Monday, April 27, 2009

Much Ado About Nothing

Wow.  I have this serious urge to write, but nothing in particular to write about.  Usually I have an urge to write because I have something that I want to say, which is a much better scenario.  Actually, I take that back, I do get urges sometimes to write even though there is nothing to really say.  Those get a little random.  I was cleaning the other day and went through some grad school notes.  In the margins of one of my lectures I had a whole story about some barnyard animals, one of them being an uppity cow.  Yeah.  Maybe I shouldn't admit that.  That was in my pain class.  Hope we didn't learn anything too important that day, because I clearly wasn't listening.

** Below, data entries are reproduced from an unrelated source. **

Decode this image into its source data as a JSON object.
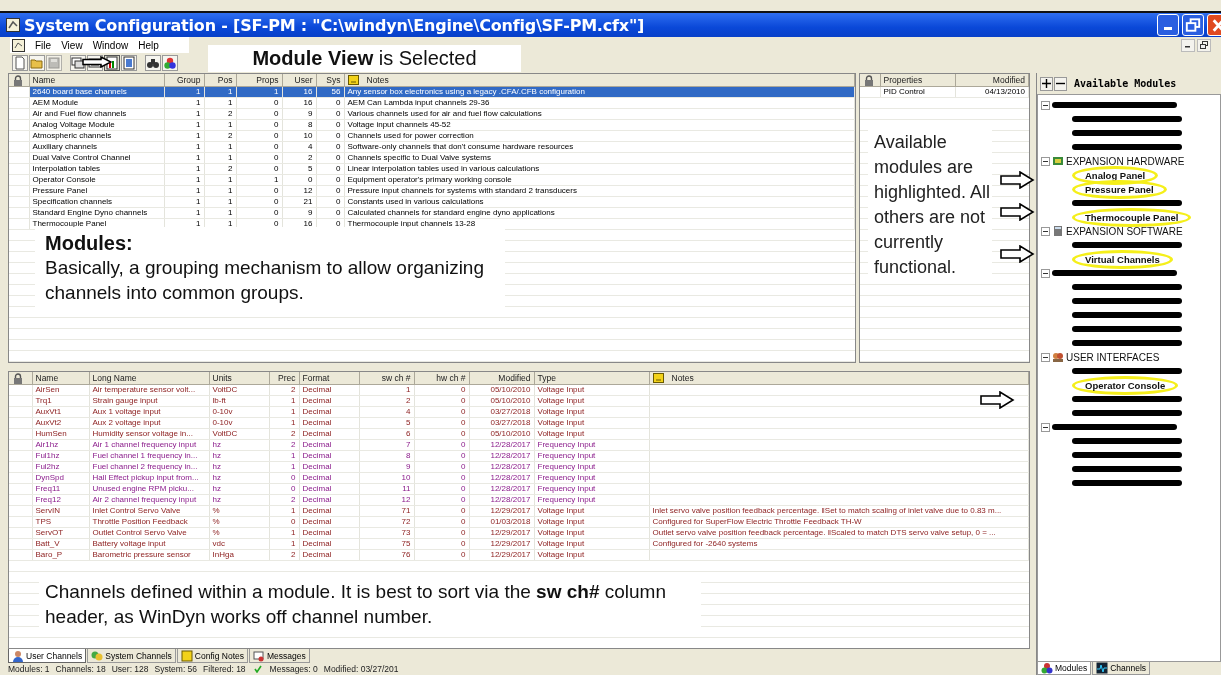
{
  "window": {
    "title": "System Configuration - [SF-PM : \"C:\\windyn\\Engine\\Config\\SF-PM.cfx\"]",
    "menu": [
      "File",
      "View",
      "Window",
      "Help"
    ]
  },
  "view_note": "**Module View** is Selected",
  "module_table": {
    "columns": [
      "Name",
      "Group",
      "Pos",
      "Props",
      "User",
      "Sys",
      "Notes"
    ],
    "rows": [
      {
        "cells": [
          "2640 board base channels",
          "1",
          "1",
          "1",
          "16",
          "56",
          "Any sensor box electronics using a legacy .CFA/.CFB configuration"
        ],
        "selected": true
      },
      {
        "cells": [
          "AEM Module",
          "1",
          "1",
          "0",
          "16",
          "0",
          "AEM Can Lambda input channels 29-36"
        ],
        "selected": false
      },
      {
        "cells": [
          "Air and Fuel flow channels",
          "1",
          "2",
          "0",
          "9",
          "0",
          "Various channels used for air and fuel flow calculations"
        ],
        "selected": false
      },
      {
        "cells": [
          "Analog Voltage Module",
          "1",
          "1",
          "0",
          "8",
          "0",
          "Voltage input channels 45-52"
        ],
        "selected": false
      },
      {
        "cells": [
          "Atmospheric channels",
          "1",
          "2",
          "0",
          "10",
          "0",
          "Channels used for power correction"
        ],
        "selected": false
      },
      {
        "cells": [
          "Auxiliary channels",
          "1",
          "1",
          "0",
          "4",
          "0",
          "Software-only channels that don't consume hardware resources"
        ],
        "selected": false
      },
      {
        "cells": [
          "Dual Valve Control Channel",
          "1",
          "1",
          "0",
          "2",
          "0",
          "Channels specific to Dual Valve systems"
        ],
        "selected": false
      },
      {
        "cells": [
          "Interpolation tables",
          "1",
          "2",
          "0",
          "5",
          "0",
          "Linear interpolation tables used in various calculations"
        ],
        "selected": false
      },
      {
        "cells": [
          "Operator Console",
          "1",
          "1",
          "1",
          "0",
          "0",
          "Equipment operator's primary working console"
        ],
        "selected": false
      },
      {
        "cells": [
          "Pressure Panel",
          "1",
          "1",
          "0",
          "12",
          "0",
          "Pressure input channels for systems with standard 2 transducers"
        ],
        "selected": false
      },
      {
        "cells": [
          "Specification channels",
          "1",
          "1",
          "0",
          "21",
          "0",
          "Constants used in various calculations"
        ],
        "selected": false
      },
      {
        "cells": [
          "Standard Engine Dyno channels",
          "1",
          "1",
          "0",
          "9",
          "0",
          "Calculated channels for standard engine dyno applications"
        ],
        "selected": false
      },
      {
        "cells": [
          "Thermocouple Panel",
          "1",
          "1",
          "0",
          "16",
          "0",
          "Thermocouple input channels 13-28"
        ],
        "selected": false
      }
    ]
  },
  "modules_note": {
    "heading": "Modules:",
    "body": "Basically, a grouping mechanism to allow organizing channels into common groups."
  },
  "properties_table": {
    "columns": [
      "Properties",
      "Modified"
    ],
    "rows": [
      [
        "PID Control",
        "04/13/2010"
      ]
    ]
  },
  "available_note": "Available modules are highlighted. All others are not currently functional.",
  "channel_table": {
    "columns": [
      "Name",
      "Long Name",
      "Units",
      "Prec",
      "Format",
      "sw ch #",
      "hw ch #",
      "Modified",
      "Type",
      "Notes"
    ],
    "rows": [
      {
        "cells": [
          "AirSen",
          "Air temperature sensor volt...",
          "VoltDC",
          "2",
          "Decimal",
          "1",
          "0",
          "05/10/2010",
          "Voltage Input",
          ""
        ],
        "kind": "voltage"
      },
      {
        "cells": [
          "Trq1",
          "Strain gauge input",
          "lb-ft",
          "1",
          "Decimal",
          "2",
          "0",
          "05/10/2010",
          "Voltage Input",
          ""
        ],
        "kind": "voltage"
      },
      {
        "cells": [
          "AuxVt1",
          "Aux 1 voltage input",
          "0-10v",
          "1",
          "Decimal",
          "4",
          "0",
          "03/27/2018",
          "Voltage Input",
          ""
        ],
        "kind": "voltage"
      },
      {
        "cells": [
          "AuxVt2",
          "Aux 2 voltage input",
          "0-10v",
          "1",
          "Decimal",
          "5",
          "0",
          "03/27/2018",
          "Voltage Input",
          ""
        ],
        "kind": "voltage"
      },
      {
        "cells": [
          "HumSen",
          "Humidity sensor voltage in...",
          "VoltDC",
          "2",
          "Decimal",
          "6",
          "0",
          "05/10/2010",
          "Voltage Input",
          ""
        ],
        "kind": "voltage"
      },
      {
        "cells": [
          "Air1hz",
          "Air 1 channel frequency input",
          "hz",
          "2",
          "Decimal",
          "7",
          "0",
          "12/28/2017",
          "Frequency Input",
          ""
        ],
        "kind": "frequency"
      },
      {
        "cells": [
          "Ful1hz",
          "Fuel channel 1 frequency in...",
          "hz",
          "1",
          "Decimal",
          "8",
          "0",
          "12/28/2017",
          "Frequency Input",
          ""
        ],
        "kind": "frequency"
      },
      {
        "cells": [
          "Ful2hz",
          "Fuel channel 2 frequency in...",
          "hz",
          "1",
          "Decimal",
          "9",
          "0",
          "12/28/2017",
          "Frequency Input",
          ""
        ],
        "kind": "frequency"
      },
      {
        "cells": [
          "DynSpd",
          "Hall Effect pickup input from...",
          "hz",
          "0",
          "Decimal",
          "10",
          "0",
          "12/28/2017",
          "Frequency Input",
          ""
        ],
        "kind": "frequency"
      },
      {
        "cells": [
          "Freq11",
          "Unused engine RPM picku...",
          "hz",
          "0",
          "Decimal",
          "11",
          "0",
          "12/28/2017",
          "Frequency Input",
          ""
        ],
        "kind": "frequency"
      },
      {
        "cells": [
          "Freq12",
          "Air 2 channel frequency input",
          "hz",
          "2",
          "Decimal",
          "12",
          "0",
          "12/28/2017",
          "Frequency Input",
          ""
        ],
        "kind": "frequency"
      },
      {
        "cells": [
          "ServIN",
          "Inlet Control Servo Valve",
          "%",
          "1",
          "Decimal",
          "71",
          "0",
          "12/29/2017",
          "Voltage Input",
          "Inlet servo valve position feedback percentage. ‖Set to match scaling of inlet valve due to 0.83 m..."
        ],
        "kind": "voltage"
      },
      {
        "cells": [
          "TPS",
          "Throttle Position Feedback",
          "%",
          "0",
          "Decimal",
          "72",
          "0",
          "01/03/2018",
          "Voltage Input",
          "Configured for  SuperFlow Electric Throttle Feedback TH-W"
        ],
        "kind": "voltage"
      },
      {
        "cells": [
          "ServOT",
          "Outlet Control Servo Valve",
          "%",
          "1",
          "Decimal",
          "73",
          "0",
          "12/29/2017",
          "Voltage Input",
          "Outlet servo valve position feedback percentage. ‖Scaled to match DTS servo valve setup, 0 = ..."
        ],
        "kind": "voltage"
      },
      {
        "cells": [
          "Batt_V",
          "Battery voltage input",
          "vdc",
          "1",
          "Decimal",
          "75",
          "0",
          "12/29/2017",
          "Voltage Input",
          "Configured for -2640 systems"
        ],
        "kind": "voltage"
      },
      {
        "cells": [
          "Baro_P",
          "Barometric pressure sensor",
          "InHga",
          "2",
          "Decimal",
          "76",
          "0",
          "12/29/2017",
          "Voltage Input",
          ""
        ],
        "kind": "voltage"
      }
    ]
  },
  "channels_note": "Channels defined within a module. It is best to sort via the **sw ch#** column header, as WinDyn works off channel number.",
  "bottom_tabs": [
    {
      "label": "User Channels",
      "selected": true
    },
    {
      "label": "System Channels",
      "selected": false
    },
    {
      "label": "Config Notes",
      "selected": false
    },
    {
      "label": "Messages",
      "selected": false
    }
  ],
  "status_bar": [
    "Modules: 1",
    "Channels: 18",
    "User: 128",
    "System: 56",
    "Filtered: 18",
    "Messages: 0",
    "Modified: 03/27/201"
  ],
  "modules_panel": {
    "title": "Available Modules",
    "tree": [
      {
        "kind": "redacted",
        "children": [
          {
            "kind": "redacted"
          },
          {
            "kind": "redacted"
          },
          {
            "kind": "redacted"
          }
        ]
      },
      {
        "kind": "group",
        "label": "EXPANSION HARDWARE",
        "children": [
          {
            "kind": "item",
            "label": "Analog Panel",
            "highlighted": true
          },
          {
            "kind": "item",
            "label": "Pressure Panel",
            "highlighted": true
          },
          {
            "kind": "redacted"
          },
          {
            "kind": "item",
            "label": "Thermocouple Panel",
            "highlighted": true
          }
        ]
      },
      {
        "kind": "group",
        "label": "EXPANSION SOFTWARE",
        "children": [
          {
            "kind": "redacted"
          },
          {
            "kind": "item",
            "label": "Virtual Channels",
            "highlighted": true
          }
        ]
      },
      {
        "kind": "redacted",
        "children": [
          {
            "kind": "redacted"
          },
          {
            "kind": "redacted"
          },
          {
            "kind": "redacted"
          },
          {
            "kind": "redacted"
          },
          {
            "kind": "redacted"
          }
        ]
      },
      {
        "kind": "group",
        "label": "USER INTERFACES",
        "children": [
          {
            "kind": "redacted"
          },
          {
            "kind": "item",
            "label": "Operator Console",
            "highlighted": true
          },
          {
            "kind": "redacted"
          },
          {
            "kind": "redacted"
          }
        ]
      },
      {
        "kind": "redacted",
        "children": [
          {
            "kind": "redacted"
          },
          {
            "kind": "redacted"
          },
          {
            "kind": "redacted"
          },
          {
            "kind": "redacted"
          }
        ]
      }
    ],
    "tabs": [
      {
        "label": "Modules",
        "selected": true
      },
      {
        "label": "Channels",
        "selected": false
      }
    ]
  }
}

In other news, I have no news.  That's right, my life is currently on the mundane cycle.  Which, all in all, is much better than an agitation cycle.  Actually, I guess there are things to be learned in all the cycles of life and they're all necessary, so maybe now is not better or worse than other times, it simply is the time that it is.  Haha! Did that make sense to you?  I don't know that it really did to me.  I mean, it kind of did, but then I threw in a few extra commas and I got confused.  You still reading this?  You are a fool!:)  Who's the bigger fool the fool who is writing the foolishness or the fool that keeps reading when there's clearly nothing to read?

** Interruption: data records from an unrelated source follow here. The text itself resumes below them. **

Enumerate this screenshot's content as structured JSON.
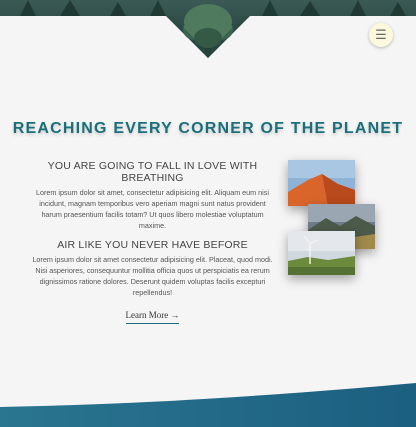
{
  "header": {
    "menu_icon": "☰"
  },
  "hero": {
    "title": "REACHING EVERY CORNER OF THE PLANET"
  },
  "sections": [
    {
      "title": "YOU ARE GOING TO FALL IN LOVE WITH BREATHING",
      "body": "Lorem ipsum dolor sit amet, consectetur adipisicing elit. Aliquam eum nisi incidunt, magnam temporibus vero aperiam magni sunt natus provident harum praesentium facilis totam? Ut quos libero molestiae voluptatum maxime."
    },
    {
      "title": "AIR LIKE YOU NEVER HAVE BEFORE",
      "body": "Lorem ipsum dolor sit amet consectetur adipisicing elit. Placeat, quod modi. Nisi asperiores, consequuntur mollitia officia quos ut perspiciatis ea rerum dignissimos ratione dolores. Deserunt quidem voluptas facilis excepturi repellendus!"
    }
  ],
  "cta": {
    "label": "Learn More →"
  },
  "colors": {
    "accent": "#1b6f7a",
    "menu_bg": "#fbf8dc",
    "background": "#f5f5f5"
  },
  "images": [
    {
      "name": "desert-dune-photo"
    },
    {
      "name": "mountain-valley-photo"
    },
    {
      "name": "wind-turbine-photo"
    }
  ]
}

I watched August Rush this weekend.  I really love that movie, but I don't quite know why.  Spacy kids that talk to the moon are usually not my cup of tea, but I like this movie.  The ending kind of drives me crazy, though.  If you haven't seen the movie and intend to watch it at some point, then you should really stop reading now.  But seriously, this kid spends the whole movie looking for his parents, and all we get to see is him smiling at them?  Ugh.  Anticlimactic. Also sad, because what else can the ending possibly be?  The kid's whole personality is his determination to find his parents.  They're found, so now what's he going to do or be?  And the parents finally find each other, but they spent only the one night together, so they don't have much to build a relationship on.  Other than their excited and wondering smiles at each other, what more do they have to say?  That's why the movie had to end as it did; there's no other place to go. Hmm, did not know that I was going to finish there when I started.  I really do like the movie.  I guess the mystery of why has gotten even deeper. 

 Right.  So I started with nothing, and I still have nothing.  I guess there's some good symmetry at least.  Even better I enjoyed writing it, so this inane little post has served some sort of purpose and can now be finished.